И наконец, высшее достижение! Теперь ему нравится любить меня так, как я сама люблю. Я сделала его целомудренным. Да, целомудренным, почему нет? Теперь Рено не путает то, что он называет «нашими играми», с распутством, когда требуется особая расстановка зеркал… или специальные пособия, когда пытаются грубо выкрикивать слова, которые можно только шептать… Ему больше не нужны все эти банальные ухищрения: ему больше ничего не нужно, кроме меня… и его самого. «Моя немая крошка!..» – снова повторяет он. Немая, конечно, немая, если не считать порывистого вздоха, невольного стона, взгляда, движения тела, которое порой выразительней лица… Только бы он вернулся, тот, кого я создала по своему подобию, только бы вернулся, и он найдёт всё ту же Клодину, что перестаёт улыбаться, отводит смущённый внимательный взор в тот миг, когда отдаёт всю себя до капли!..
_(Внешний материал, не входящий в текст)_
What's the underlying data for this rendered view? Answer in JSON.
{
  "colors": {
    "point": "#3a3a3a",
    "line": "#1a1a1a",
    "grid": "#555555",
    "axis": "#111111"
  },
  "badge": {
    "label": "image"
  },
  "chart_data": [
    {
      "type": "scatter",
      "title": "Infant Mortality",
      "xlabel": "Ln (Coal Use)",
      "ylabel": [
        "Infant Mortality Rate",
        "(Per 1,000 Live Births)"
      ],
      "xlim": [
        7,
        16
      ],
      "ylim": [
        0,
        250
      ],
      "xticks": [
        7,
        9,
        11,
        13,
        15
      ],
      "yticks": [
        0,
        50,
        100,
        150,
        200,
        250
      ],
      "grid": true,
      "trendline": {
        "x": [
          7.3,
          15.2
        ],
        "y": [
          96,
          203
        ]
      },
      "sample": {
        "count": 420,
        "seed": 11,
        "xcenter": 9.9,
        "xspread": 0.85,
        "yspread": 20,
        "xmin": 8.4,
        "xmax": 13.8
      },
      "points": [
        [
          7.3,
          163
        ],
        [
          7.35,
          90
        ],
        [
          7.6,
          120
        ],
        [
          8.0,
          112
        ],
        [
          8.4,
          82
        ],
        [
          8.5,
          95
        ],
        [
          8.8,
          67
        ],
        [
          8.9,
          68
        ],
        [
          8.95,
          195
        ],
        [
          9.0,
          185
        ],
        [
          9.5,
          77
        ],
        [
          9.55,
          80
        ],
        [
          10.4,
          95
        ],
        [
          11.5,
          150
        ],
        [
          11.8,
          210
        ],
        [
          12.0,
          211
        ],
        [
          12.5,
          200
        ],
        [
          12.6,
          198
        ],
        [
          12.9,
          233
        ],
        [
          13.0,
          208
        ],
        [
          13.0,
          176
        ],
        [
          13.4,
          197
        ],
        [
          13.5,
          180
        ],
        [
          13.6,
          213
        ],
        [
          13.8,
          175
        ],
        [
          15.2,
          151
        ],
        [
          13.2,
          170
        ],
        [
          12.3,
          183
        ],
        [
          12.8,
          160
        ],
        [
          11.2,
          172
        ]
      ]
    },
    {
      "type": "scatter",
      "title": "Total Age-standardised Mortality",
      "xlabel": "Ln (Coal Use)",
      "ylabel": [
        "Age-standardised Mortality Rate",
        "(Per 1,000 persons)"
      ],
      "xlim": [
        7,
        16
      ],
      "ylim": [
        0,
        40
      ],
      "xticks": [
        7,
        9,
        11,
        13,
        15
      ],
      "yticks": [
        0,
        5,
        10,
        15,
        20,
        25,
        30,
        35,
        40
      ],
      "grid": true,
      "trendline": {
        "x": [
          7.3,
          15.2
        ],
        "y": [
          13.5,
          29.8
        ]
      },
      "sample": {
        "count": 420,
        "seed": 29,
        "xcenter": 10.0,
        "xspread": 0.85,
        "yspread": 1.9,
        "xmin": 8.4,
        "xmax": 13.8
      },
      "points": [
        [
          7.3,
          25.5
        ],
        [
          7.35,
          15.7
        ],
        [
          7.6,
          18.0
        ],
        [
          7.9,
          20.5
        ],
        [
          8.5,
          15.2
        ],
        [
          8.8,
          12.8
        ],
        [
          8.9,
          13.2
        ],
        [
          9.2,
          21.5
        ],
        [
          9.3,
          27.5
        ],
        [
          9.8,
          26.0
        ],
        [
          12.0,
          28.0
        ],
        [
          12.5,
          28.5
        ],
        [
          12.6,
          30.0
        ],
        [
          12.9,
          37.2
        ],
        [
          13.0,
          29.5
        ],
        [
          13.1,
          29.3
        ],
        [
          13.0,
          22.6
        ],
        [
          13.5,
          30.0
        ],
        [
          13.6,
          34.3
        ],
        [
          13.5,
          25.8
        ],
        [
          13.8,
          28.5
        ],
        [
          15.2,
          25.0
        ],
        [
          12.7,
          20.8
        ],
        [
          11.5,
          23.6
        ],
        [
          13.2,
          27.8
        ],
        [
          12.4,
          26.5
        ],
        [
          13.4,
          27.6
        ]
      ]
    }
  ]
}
«Бедняжка моя…» К счастью, Анни и не моя, и не бедняжка, и вовсе не жалость я испытываю, когда думаю так, а угрызение совести, смутные такие и никчёмные… Я либо тираню подругу, либо забываю напрочь о её существовании – с жестокостью дикаря, с бесстыдством индейца-гурона, – и так продолжается до тех пор, пока за её смуглыми, удлинёнными, как скорлупка лесного ореха, веками не сверкнёт слеза… Она не узнаёт меня, я и сама себя не узнаю. Куда девались наши праздные деньки уходящей осени, наш безмолвный отдых, когда мы сидели, прислонившись спиной к тёплой стене, прямо на рыхлой земле, земле, защищённой сверху черепичным навесом, рассыпчатой, белой, бесплодной, никогда не намокающей! Порой какая-нибудь забывчивая пчёлка прилетала и упрямо кружила у нас над головами, отыскивая несуществующий цвет абрикоса… Растрёпанная, с плохо завязанным конским хвостом на затылке, Анни ожидала, прикрыв глаза, когда мне вздумается с ней заговорить…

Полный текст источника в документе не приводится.